Re: hbase does not seem to handle mixed workloads well

2017-04-01 Thread 杨苏立 Yang Su Li
Yes, that is indeed the problem. It is caused by

1) HBase has a fixed number (by default 30) of RPC handlers (a reasonable
design choice)
2) RPC handlers block on HDFS reads (also a reasonable design choice)

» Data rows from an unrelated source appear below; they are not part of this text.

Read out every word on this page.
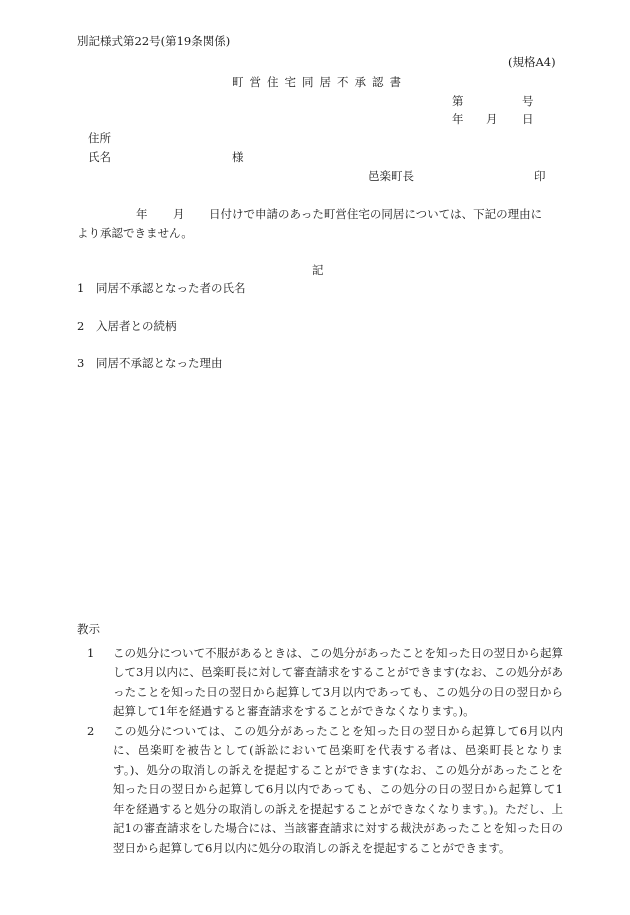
別記様式第22号(第19条関係)
(規格A4)
町営住宅同居不承認書
第	号
年 月 日
住所
氏名	様
邑楽町長	印
年 月 日付けで申請のあった町営住宅の同居については、下記の理由に
より承認できません。
記
1 同居不承認となった者の氏名
2 入居者との続柄
3 同居不承認となった理由
教示
1	この処分について不服があるときは、この処分があったことを知った日の翌日から起算して3月以内に、邑楽町長に対して審査請求をすることができます(なお、この処分があったことを知った日の翌日から起算して3月以内であっても、この処分の日の翌日から起算して1年を経過すると審査請求をすることができなくなります。)。
2	この処分については、この処分があったことを知った日の翌日から起算して6月以内に、邑楽町を被告として(訴訟において邑楽町を代表する者は、邑楽町長となります。)、処分の取消しの訴えを提起することができます(なお、この処分があったことを知った日の翌日から起算して6月以内であっても、この処分の日の翌日から起算して1年を経過すると処分の取消しの訴えを提起することができなくなります。)。ただし、上記1の審査請求をした場合には、当該審査請求に対する裁決があったことを知った日の翌日から起算して6月以内に処分の取消しの訴えを提起することができます。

As the system has a higher load of I/O intensive workloads, all RPC
handlers would be blocked and no progress can be made for requests that do
not require I/O.

However, increasing number of threads seems to be an incomplete solution --
you run into the same problem with higher load of I/O intensive workloads...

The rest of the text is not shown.